S’il n’existe à ce jour aucune étude permettant d’en mesurer précisément l’ampleur en France, rien n’indique pour autant que la problématique ne s’y pose pas. Le phénomène de migration professionnelle est particulièrement marqué en Suisse romande et l’exode des soignants français s’est nettement accéléré ces dernières années. Ainsi, entre 2008 et 2018, le nombre de professionnels de santé transfrontaliers travaillant dans le canton de Vaud a bondi de 175%. Plus largement, selon une
enquête de l'Insee, le nombre total de soignants français exerçant en Suisse a presque doublé en dix ans. La situation est particulièrement critique en Haute-Savoie: 49% des infirmiers et sages-femmes travaillent en Suisse, de même que 27% des aides-soignants.
Offre de soins, triage...
«La diminution des interventions médicales nécessaires, due à la pénurie de personnel soignant, a surtout affecté les patients âgés et les services d’urgence», explique Oliver Schlenker, auteur du Discussion Paper allemand. «Dans les régions concernées, on observe une stagnation de l’espérance de vie, tandis qu’elle augmente ailleurs en Allemagne.» On peut donc en déduire que le manque de personnel qualifié peut avoir une influence négative non seulement sur la croissance économique, mais aussi sur la santé de la population et l’espérance de vie.

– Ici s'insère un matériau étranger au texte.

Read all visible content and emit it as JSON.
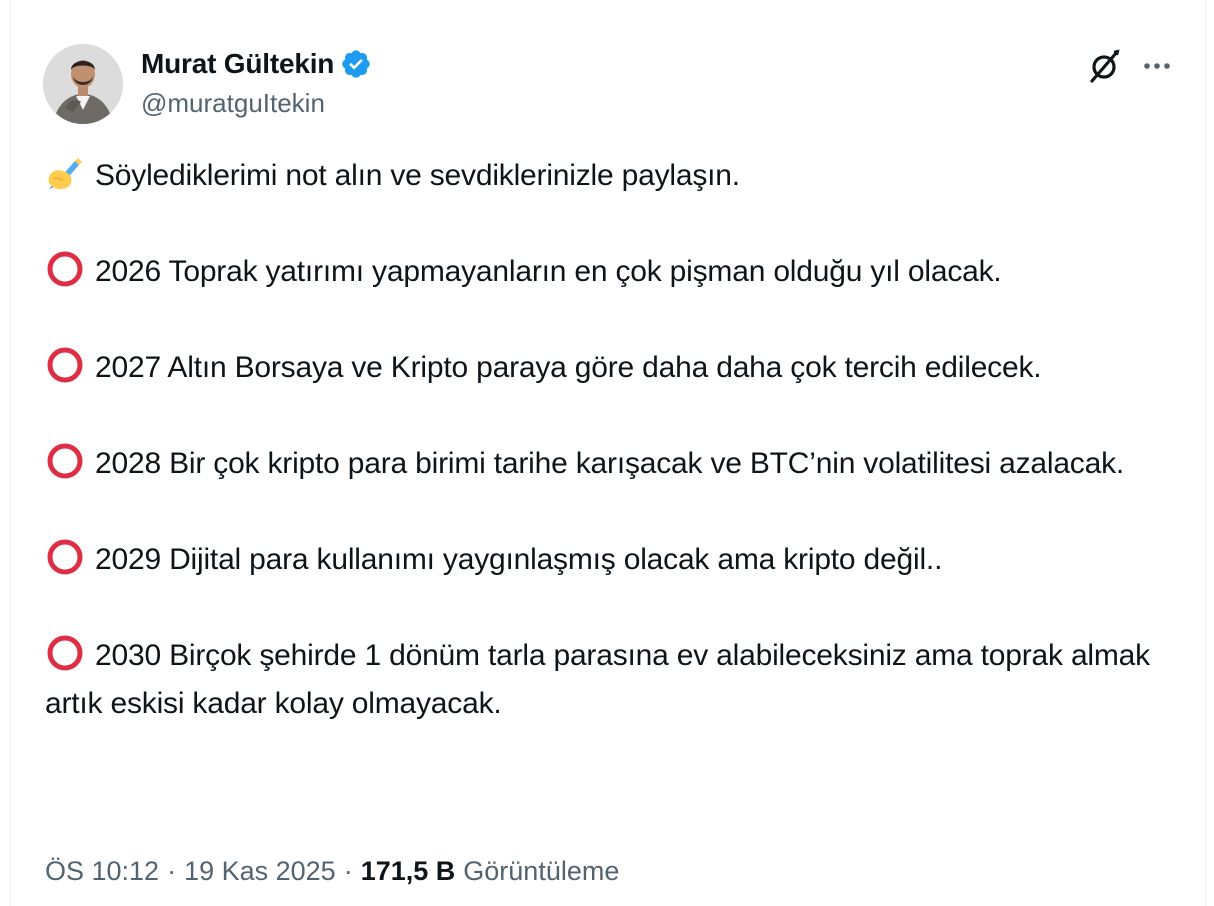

C'est surtout à partir de 2011, lorsque la Banque nationale a instauré un taux de change plancher pour l'euro, que de nombreux infirmiers allemands résidant à proximité de la frontière ont commencé à exercer en Suisse. Ce mouvement a provoqué une diminution de 12% des effectifs soignants dans les hôpitaux frontaliers allemands, entraînant une dégradation de la qualité des soins.
Les hôpitaux ont été contraints de hiérarchiser les prises en charge et de différer les interventions moins urgentes; ce triage ne permettait pas toujours de couvrir adéquatement l’ensemble des situations critiques. Les patients atteints d’infarctus du myocarde (+17,7%) et de septicémie (+11,6%) ont été particulièrement affectés. Globalement, l’espérance de vie dans la région a reculé d’environ 0,3 année statistique par rapport aux autres régions.
Incitation financière
Selon Schlenker, les raisons de cet exode sont claires: «Les salaires en Suisse sont nettement plus élevés et la demande de personnel soignant y est forte, tandis que les rémunérations stagnent dans les hôpitaux allemands. Cette combinaison rend le départ particulièrement attractif pour les professionnels.»

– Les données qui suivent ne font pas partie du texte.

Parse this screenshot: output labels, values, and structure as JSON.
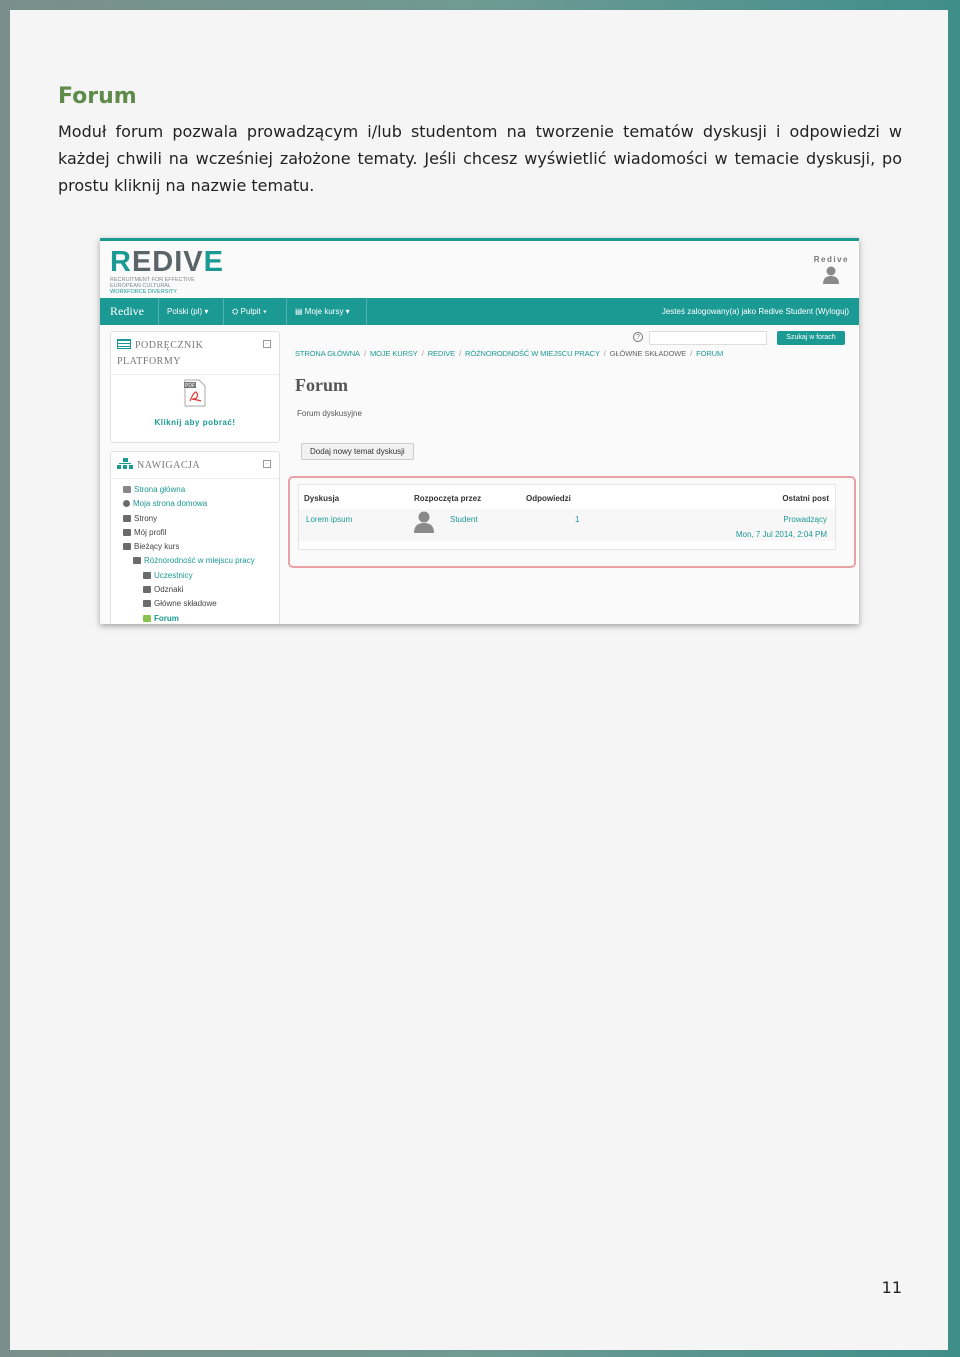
{
  "doc": {
    "title": "Forum",
    "paragraph": "Moduł forum pozwala prowadzącym i/lub studentom na tworzenie tematów dyskusji i odpowiedzi w każdej chwili na wcześniej założone tematy. Jeśli chcesz wyświetlić wiadomości w temacie dyskusji, po prostu kliknij na nazwie tematu.",
    "page_number": "11"
  },
  "screenshot": {
    "logo": {
      "word_a": "R",
      "word_b": "EDIV",
      "word_c": "E",
      "sub1": "RECRUITMENT FOR EFFECTIVE",
      "sub2": "EUROPEAN CULTURAL",
      "sub3": "WORKFORCE DIVERSITY"
    },
    "user_label": "Redive",
    "navbar": {
      "brand": "Redive",
      "lang": "Polski (pl) ▾",
      "dashboard": "Pulpit ▾",
      "my_courses": "Moje kursy ▾",
      "login_text": "Jesteś zalogowany(a) jako Redive Student (Wyloguj)"
    },
    "manual_block": {
      "title_line1": "PODRĘCZNIK",
      "title_line2": "PLATFORMY",
      "link": "Kliknij aby pobrać!"
    },
    "nav_block": {
      "title": "NAWIGACJA",
      "items": [
        "Strona główna",
        "Moja strona domowa",
        "Strony",
        "Mój profil",
        "Bieżący kurs",
        "Różnorodność w miejscu pracy",
        "Uczestnicy",
        "Odznaki",
        "Główne składowe",
        "Forum"
      ]
    },
    "search_button": "Szukaj w forach",
    "breadcrumb": [
      "STRONA GŁÓWNA",
      "MOJE KURSY",
      "REDIVE",
      "RÓŻNORODNOŚĆ W MIEJSCU PRACY",
      "GŁÓWNE SKŁADOWE",
      "FORUM"
    ],
    "forum_heading": "Forum",
    "forum_subtitle": "Forum dyskusyjne",
    "add_topic_button": "Dodaj nowy temat dyskusji",
    "table": {
      "headers": [
        "Dyskusja",
        "Rozpoczęta przez",
        "Odpowiedzi",
        "Ostatni post"
      ],
      "row": {
        "discussion": "Lorem ipsum",
        "started_by": "Student",
        "replies": "1",
        "last_post_author": "Prowadzący",
        "last_post_date": "Mon, 7 Jul 2014, 2:04 PM"
      }
    }
  }
}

Il souligne en outre la nécessité de poursuivre les recherches: «Dans cette étude, nous nous sommes concentrés sur la mortalité. Il serait également important d’examiner les conséquences de la pénurie de personnel soignant pour les patients plus jeunes et en meilleure santé, ainsi que pour le personnel restant. Il est plausible que ce manque affecte la santé de manière plus large, par exemple dans le domaine des maladies chroniques et des séquelles.»
L’étude s’appuie sur des données statistiques allemandes et suisses, comprenant notamment le nombre de travailleurs frontaliers, les statistiques hospitalières et des indicateurs régionaux. Elle analyse l’ensemble des hospitalisations stationnaires sur une période de douze ans afin d’évaluer l’impact de la pénurie de personnel qualifié sur la mortalité et l’espérance de vie.